By: Travis Allen
There’s something sort of lacking this time around, isn’t there? It’s like the collective Magic community came in with this set of expectations about what Battle for Zendikar should look like, and the set has mostly failed to meet those expectations.
Where the original Zendikar had cards like Lotus Cobra, which at the time was discussed as dethroning Tarmogoyf as the green two-drop, as well as what were exciting cards like Roil Elemental, Oracle of Mul Daya, Obsidian Fireheart, and Warren Instigator, the new Zendikar has a three-mana sorcery-speed Lightning Bolt. Many of the cards feel like an extra mana was tacked on to the casting cost.

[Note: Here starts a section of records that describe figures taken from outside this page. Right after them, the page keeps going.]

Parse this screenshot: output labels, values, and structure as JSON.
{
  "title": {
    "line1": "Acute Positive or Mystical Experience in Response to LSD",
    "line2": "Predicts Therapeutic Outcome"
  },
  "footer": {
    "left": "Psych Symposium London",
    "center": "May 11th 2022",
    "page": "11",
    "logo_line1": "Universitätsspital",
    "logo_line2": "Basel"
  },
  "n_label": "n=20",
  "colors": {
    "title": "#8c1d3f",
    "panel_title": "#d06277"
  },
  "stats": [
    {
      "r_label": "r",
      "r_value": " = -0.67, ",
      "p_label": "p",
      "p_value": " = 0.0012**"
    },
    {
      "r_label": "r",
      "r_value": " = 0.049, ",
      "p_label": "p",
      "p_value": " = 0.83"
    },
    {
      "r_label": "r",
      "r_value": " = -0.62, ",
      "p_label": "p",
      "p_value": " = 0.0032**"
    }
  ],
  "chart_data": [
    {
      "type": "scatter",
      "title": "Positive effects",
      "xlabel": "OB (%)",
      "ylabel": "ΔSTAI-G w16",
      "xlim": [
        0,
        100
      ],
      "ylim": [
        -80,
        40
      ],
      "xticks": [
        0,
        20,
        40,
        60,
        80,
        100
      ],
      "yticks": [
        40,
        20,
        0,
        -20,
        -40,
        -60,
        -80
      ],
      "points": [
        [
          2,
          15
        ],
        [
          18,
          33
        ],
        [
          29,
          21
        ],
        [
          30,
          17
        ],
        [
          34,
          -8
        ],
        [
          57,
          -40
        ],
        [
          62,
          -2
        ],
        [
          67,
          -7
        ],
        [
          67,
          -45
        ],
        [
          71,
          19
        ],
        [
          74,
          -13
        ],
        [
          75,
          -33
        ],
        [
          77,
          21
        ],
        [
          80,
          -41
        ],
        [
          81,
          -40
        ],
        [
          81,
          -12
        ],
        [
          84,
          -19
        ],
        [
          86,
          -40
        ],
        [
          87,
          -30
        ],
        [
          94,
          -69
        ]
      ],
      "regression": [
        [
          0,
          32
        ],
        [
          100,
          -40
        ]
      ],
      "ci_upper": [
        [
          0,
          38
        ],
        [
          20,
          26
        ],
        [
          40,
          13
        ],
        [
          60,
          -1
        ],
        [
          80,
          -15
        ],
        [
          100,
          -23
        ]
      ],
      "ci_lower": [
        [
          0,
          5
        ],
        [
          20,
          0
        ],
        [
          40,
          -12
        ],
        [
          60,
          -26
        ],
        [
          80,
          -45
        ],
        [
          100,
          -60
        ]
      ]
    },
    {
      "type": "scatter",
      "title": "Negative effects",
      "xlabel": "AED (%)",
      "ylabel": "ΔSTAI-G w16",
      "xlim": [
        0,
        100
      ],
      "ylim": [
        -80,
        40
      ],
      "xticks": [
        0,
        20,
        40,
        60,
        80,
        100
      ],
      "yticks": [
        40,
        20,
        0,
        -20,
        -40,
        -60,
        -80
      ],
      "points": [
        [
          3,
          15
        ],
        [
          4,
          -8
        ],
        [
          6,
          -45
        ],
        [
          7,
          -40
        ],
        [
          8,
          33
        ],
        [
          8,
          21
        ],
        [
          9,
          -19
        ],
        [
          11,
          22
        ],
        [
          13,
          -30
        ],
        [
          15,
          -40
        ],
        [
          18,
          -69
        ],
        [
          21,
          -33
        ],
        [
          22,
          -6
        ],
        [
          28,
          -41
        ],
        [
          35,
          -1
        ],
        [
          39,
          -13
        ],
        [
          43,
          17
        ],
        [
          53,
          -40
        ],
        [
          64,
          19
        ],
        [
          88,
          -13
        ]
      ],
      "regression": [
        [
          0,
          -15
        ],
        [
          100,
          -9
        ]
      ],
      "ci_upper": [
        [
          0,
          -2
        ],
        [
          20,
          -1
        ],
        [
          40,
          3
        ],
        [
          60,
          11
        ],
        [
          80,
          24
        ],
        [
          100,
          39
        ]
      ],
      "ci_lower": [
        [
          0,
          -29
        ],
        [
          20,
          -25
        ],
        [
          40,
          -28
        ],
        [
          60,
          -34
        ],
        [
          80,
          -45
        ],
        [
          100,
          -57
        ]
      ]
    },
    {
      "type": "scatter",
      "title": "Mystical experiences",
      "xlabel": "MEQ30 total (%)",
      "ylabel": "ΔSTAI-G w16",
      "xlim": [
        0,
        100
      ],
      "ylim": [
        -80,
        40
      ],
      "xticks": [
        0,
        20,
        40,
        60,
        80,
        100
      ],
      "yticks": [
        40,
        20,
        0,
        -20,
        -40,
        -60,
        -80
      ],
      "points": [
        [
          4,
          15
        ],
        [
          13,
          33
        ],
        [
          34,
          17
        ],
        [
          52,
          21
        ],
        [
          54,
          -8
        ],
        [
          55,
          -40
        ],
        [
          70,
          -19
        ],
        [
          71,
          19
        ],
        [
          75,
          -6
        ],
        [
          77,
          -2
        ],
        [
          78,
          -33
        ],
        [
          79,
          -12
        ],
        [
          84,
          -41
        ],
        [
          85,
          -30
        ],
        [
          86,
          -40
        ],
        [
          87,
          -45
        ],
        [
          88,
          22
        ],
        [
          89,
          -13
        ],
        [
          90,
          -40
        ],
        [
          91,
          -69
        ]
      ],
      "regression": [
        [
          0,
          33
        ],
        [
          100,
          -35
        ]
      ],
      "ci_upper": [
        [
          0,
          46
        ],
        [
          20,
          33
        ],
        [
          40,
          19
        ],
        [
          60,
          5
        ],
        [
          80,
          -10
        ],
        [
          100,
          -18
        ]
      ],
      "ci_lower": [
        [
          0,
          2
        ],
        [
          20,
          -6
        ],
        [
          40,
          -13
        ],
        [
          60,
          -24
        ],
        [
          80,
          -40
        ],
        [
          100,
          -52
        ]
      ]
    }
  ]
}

Is this Wizards turning down the power level on Standard? Quite possibly. It’s a disappointing place to do it, though. I would have much preferred Khans of Tarkir, a brand-new setting, to be the plane that brought the tenor down a few pitches, rather than Zendikar, a plane remembered fondly as one of intense power levels and exciting cards.

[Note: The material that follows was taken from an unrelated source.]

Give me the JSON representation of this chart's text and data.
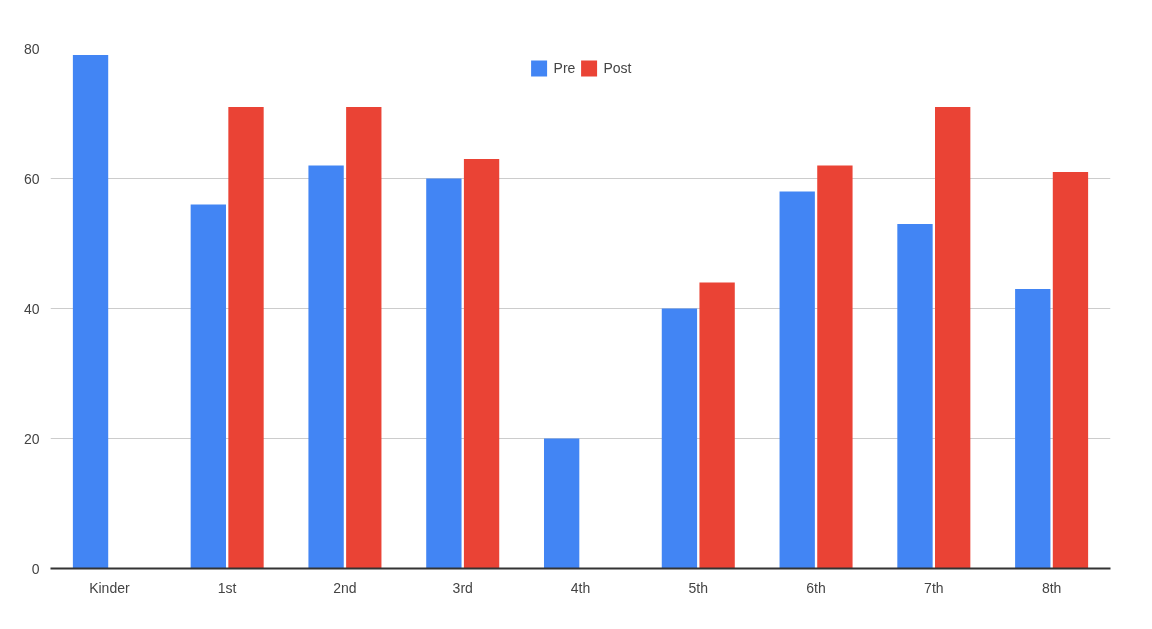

On top of that, the Eldrazi have been a complete miss. While the original designs were certainly not flawlessly executed, our memory of them speaks to their resonance: they were weird, unfathomable, scary, and eye-poppingly powerful. Sure, there were cards like Dread Drone, but we’ve mostly forgotten about those. Instead, we remember the home runs. The big three god-legend mythic monsters, plus Eldrazi Conscription, All is Dust, Spawnsire of Ulamog, and the stellarly named It That Betrays. This time around we get… an X/X for X? Two 10/10s for 10? A 4/5 for 5 that comes with 3 scions? Void Winnower is amusing, I suppose.
Oblivion Sower and Ulamog, the Ceaseless Hunger are the only two that are remotely interesting. Sower eating cards off the top of your opponent’s library on cast and then using those cards to further your own board state is wholly Eldrazi in manner, but he is sadly the only one to do that. Wizards did a decent job with Ulamog. His cast trigger is even better than the last time around, and his attack trigger, while not as powerful as annihilator 4, is both more fair and more flavorful.

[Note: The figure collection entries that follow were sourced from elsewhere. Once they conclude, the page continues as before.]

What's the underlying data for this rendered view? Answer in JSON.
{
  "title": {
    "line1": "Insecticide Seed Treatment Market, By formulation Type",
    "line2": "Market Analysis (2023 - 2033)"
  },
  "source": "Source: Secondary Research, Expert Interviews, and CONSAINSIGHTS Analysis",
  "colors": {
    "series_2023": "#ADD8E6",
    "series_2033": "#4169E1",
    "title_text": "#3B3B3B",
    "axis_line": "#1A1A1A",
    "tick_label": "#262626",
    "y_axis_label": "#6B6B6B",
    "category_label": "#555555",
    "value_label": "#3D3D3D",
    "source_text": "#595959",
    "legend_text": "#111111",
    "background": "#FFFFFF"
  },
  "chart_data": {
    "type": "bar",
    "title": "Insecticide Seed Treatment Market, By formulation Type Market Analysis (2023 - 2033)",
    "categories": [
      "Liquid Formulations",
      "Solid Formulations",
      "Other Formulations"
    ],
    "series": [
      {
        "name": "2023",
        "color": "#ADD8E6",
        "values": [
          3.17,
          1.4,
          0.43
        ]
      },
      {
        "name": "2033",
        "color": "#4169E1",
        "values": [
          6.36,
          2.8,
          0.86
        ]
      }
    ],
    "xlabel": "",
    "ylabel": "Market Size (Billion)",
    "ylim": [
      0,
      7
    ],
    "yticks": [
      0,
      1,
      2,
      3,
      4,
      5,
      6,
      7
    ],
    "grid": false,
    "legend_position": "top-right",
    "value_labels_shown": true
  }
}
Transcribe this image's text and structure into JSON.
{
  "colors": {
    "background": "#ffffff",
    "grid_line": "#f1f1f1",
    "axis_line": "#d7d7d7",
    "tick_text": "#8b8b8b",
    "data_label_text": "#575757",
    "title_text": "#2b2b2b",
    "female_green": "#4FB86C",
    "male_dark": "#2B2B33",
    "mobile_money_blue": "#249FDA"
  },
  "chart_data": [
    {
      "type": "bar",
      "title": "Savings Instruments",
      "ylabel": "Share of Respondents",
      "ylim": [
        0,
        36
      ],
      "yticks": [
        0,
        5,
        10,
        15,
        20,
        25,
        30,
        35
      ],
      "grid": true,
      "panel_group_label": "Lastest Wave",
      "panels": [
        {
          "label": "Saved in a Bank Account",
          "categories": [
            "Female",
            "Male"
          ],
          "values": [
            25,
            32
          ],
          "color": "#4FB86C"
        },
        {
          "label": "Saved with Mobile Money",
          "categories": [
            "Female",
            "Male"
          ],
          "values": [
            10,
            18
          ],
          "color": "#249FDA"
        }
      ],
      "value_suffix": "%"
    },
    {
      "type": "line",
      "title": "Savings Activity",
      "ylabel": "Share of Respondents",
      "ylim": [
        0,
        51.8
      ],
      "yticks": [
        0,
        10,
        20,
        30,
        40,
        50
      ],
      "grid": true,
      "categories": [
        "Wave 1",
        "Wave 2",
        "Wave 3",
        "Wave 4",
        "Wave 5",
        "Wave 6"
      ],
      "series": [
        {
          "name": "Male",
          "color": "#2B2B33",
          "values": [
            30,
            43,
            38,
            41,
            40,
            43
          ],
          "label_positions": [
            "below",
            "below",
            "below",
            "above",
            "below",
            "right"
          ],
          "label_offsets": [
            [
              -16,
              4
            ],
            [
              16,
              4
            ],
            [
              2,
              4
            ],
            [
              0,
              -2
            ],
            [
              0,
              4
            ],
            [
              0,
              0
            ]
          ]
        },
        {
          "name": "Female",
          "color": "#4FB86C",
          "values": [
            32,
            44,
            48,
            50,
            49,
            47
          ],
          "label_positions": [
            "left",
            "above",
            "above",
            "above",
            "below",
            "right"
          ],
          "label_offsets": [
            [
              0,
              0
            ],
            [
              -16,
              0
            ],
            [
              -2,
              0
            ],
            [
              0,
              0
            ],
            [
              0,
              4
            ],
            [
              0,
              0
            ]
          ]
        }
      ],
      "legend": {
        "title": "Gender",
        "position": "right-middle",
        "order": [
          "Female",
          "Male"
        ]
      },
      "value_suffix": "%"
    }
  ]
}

Multicolor Eldrazi are just an absolute mess of text, and totally ungrokable. Ingest is buried in text boxes, and I saw multiple people fail to notice that creatures had the keyword because there was just so much going on in these cards. Even if those creatures end up playing well, they’re so wordy without being powerful that they defy any sort of emotional connection. We’re forced to evaluate them by thinking about them, rather than feeling about them.
Whatever. I won’t rag on them anymore (today). What I’d like to focus on instead are the doors that BFZ opens for other cards, particularly combo pieces. The original Zendikar brought us Vampire Hexmage, which jumped Dark Depths from $1.50 to $50, dominated a season of Extended, made Gerry T a household name, and got the combo banned in Modern. Scapeshift, a tier-1.5 Modern deck, was also enabled by Zendikar block with the printing of Valakut, the Molten Pinnacle. Jeskai Ascendancy combo was enabled by the eponymous card in Khans of Tarkir. Birthing Pod in New Phyrexia made multiple value cards suddenly Modern playable. Amulet of Vigor turned EDH staples like Karoo lands and Azusa, Lost but Seeking into boogeymen. Mirrodin block gave us… all of Affinity.